The preceding posts have shown how events and meanings emerge through construal: perspectival cuts that actualise structured potential under constraint. What remains is a question that cannot be postponed once construal is taken seriously:
If there are no foundations beneath actualisation, where does responsibility reside?
This post argues that responsibility does not require metaphysical ground floors. It arises within the act of actualisation itself.
Why Foundations Fail
Foundational ethics promises security: rules grounded in nature, reason, God, or Reality itself. Yet each attempt to secure responsibility by appeal to foundations collapses under scrutiny. Foundations either:
Reduce responsibility to obedience (follow the rule), or
Displace responsibility upward (the foundation decides, not us).
In both cases, agency evaporates. Responsibility is outsourced to what supposedly already is.
Relational ontology makes a quieter but more demanding claim: there is no responsibility beneath actualisation, only responsibility in actualisation.
Actualisation as Commitment
Every actualisation is a commitment. To select one possibility rather than another is to bind oneself to the consequences of that selection within a constrained field.
This is not moralism. It is structural.
To measure is to commit to an experimental cut.
To speak is to commit to a semantic construal.
To act is to commit to a social coordination.
Responsibility does not arise from intention alone, nor from outcomes alone, but from the acknowledgement that one has made a cut that could have been otherwise.
Constraint Is Not Excuse
A common evasion of responsibility appeals to constraint:
“I had no choice.”
Relational ontology rejects this move. Constraints enable intelligible action; they do not eliminate agency. Without constraint, there is no action at all—only noise.
Responsibility lies precisely in how one acts within constraint:
Which distinctions were drawn?
Which alternatives were foreclosed?
Which possibilities were rendered invisible?
To deny responsibility because one was constrained is to misunderstand what constraint does.
Responsibility Without Moral Absolutes
This account of responsibility does not rely on universal moral laws or absolute values. Nor does it collapse into relativism.
Instead, responsibility is situated:
Local to the system of constraints
Indexed to the available possibilities
Articulated through the act of construal itself
This is why responsibility cannot be settled in advance. It must be taken, not derived.
The Quantum Lesson Revisited
Quantum mechanics taught us—unwillingly—that outcomes are not simply revealed but produced through experimental arrangements. Yet physicists often recoil from the ethical implication of this fact, retreating to slogans about “just doing physics.”

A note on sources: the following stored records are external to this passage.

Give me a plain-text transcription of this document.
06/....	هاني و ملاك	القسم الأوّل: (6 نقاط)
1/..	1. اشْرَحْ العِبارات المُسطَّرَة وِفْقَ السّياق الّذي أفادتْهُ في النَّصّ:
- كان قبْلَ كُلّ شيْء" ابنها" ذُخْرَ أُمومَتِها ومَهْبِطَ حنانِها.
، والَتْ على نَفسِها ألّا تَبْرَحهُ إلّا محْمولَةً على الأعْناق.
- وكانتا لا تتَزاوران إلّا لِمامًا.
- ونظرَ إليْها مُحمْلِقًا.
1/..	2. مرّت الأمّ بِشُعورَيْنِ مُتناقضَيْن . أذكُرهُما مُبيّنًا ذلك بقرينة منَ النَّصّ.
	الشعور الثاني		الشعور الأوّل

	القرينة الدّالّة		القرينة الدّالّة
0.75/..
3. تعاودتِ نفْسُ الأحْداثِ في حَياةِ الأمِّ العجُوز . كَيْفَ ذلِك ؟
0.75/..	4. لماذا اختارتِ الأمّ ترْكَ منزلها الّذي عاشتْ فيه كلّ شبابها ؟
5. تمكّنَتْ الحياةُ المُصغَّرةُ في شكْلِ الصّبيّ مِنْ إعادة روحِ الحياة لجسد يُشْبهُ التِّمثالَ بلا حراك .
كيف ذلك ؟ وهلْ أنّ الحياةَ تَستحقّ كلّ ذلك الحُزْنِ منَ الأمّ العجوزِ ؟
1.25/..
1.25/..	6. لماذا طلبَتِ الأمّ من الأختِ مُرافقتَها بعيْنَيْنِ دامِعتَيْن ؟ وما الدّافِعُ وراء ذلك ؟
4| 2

What relational ontology shows is that there is no ethically neutral actualisation.
To refuse responsibility for the cut is itself a cut—one that attempts to erase its own trace.
Responsibility as Ontological Practice
Responsibility, then, is not a rulebook but a discipline:
Attend to the constraints you inherit.
Acknowledge the possibilities you exclude.
Own the cuts you enact.
This discipline applies across domains: scientific, biological, social, symbolic. Wherever something becomes actual rather than merely possible, responsibility has already entered the scene.
Beyond Innocence
The fantasy of foundational ethics is a fantasy of innocence: that one could act while remaining untouched by the consequences of acting. Relational ontology denies us this comfort.
But it offers something better in its place: lucidity.